I would like to test it (for correctness) with high precision (so I can require accuracy at least $10^{-9}$, which means ~30 bits after decimal 
point, but it runs so slowly that it makes it impractical to test it).

In [1]:
import time
from psiqworkbench import QPU, QFixed
from psiqworkbench.filter_presets import BIT_DEFAULT
from qmath.func.inv_sqrt import InverseSquareRoot

qpu = QPU(filters=BIT_DEFAULT)
qpu.reset(2000)
q_a = QFixed(40, name="a", radix=30, qpu=qpu)
a = 0.1
q_a.write(a)
func = InverseSquareRoot(num_iterations=5)
t0 = time.time()
func.compute(q_a)
print(f"Time: {time.time()-t0}s")
q_result = func.get_result_qreg()
expected = a**-0.5
print("Error:", abs(q_result.read() - expected))

Time: 16.151357173919678s
Error: 6.683499087500877e-09


It took 16 seconds to do 5*3=15 multiplications, about a second per multiplication of two 40-bit numbers. This makes it impossible to have a good tests over variety of inputs for different algorithms with reasonable precision.
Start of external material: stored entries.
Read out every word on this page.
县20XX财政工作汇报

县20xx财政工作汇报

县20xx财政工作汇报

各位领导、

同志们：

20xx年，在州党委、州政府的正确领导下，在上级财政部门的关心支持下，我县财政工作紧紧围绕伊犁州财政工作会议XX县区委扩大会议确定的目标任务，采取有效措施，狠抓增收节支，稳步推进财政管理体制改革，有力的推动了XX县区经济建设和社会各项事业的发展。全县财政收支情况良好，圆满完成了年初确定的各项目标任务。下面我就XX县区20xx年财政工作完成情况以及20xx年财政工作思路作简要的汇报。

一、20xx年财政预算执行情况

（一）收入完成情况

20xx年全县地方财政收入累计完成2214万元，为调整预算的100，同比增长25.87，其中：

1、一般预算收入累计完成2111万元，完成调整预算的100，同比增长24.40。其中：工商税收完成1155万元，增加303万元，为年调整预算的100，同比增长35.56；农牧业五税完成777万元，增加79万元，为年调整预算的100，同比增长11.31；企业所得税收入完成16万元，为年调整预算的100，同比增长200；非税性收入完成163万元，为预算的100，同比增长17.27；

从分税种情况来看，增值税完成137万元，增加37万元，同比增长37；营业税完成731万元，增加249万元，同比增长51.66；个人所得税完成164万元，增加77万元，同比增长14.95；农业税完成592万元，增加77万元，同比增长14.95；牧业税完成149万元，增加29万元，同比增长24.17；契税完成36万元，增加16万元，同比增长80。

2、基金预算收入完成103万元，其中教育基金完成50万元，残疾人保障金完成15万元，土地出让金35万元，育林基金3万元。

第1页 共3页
Below is even simpler repro: single multiplication of two 40-bit numbers takes ~1 second.

In [2]:
import time
from psiqworkbench import QPU, QFixed
import psiqworkbench.qubricks as qbk
from psiqworkbench.filter_presets import BIT_DEFAULT

qpu = QPU(filters=BIT_DEFAULT)
qpu.reset(300)
q_a = QFixed(40, name="a", radix=30, qpu=qpu)
q_b = QFixed(40, name="a", radix=30, qpu=qpu)
q_c = QFixed(40, name="a", radix=30, qpu=qpu)
q_a.write(2.2)
q_b.write(3.3)
t0=time.time()
qbk.GidneyMultiplyAdd().compute(q_c, q_a, q_b)
print(f"Time: {time.time()-t0}s")
print(q_c.read())

Time: 0.9535529613494873s
7.259999999776483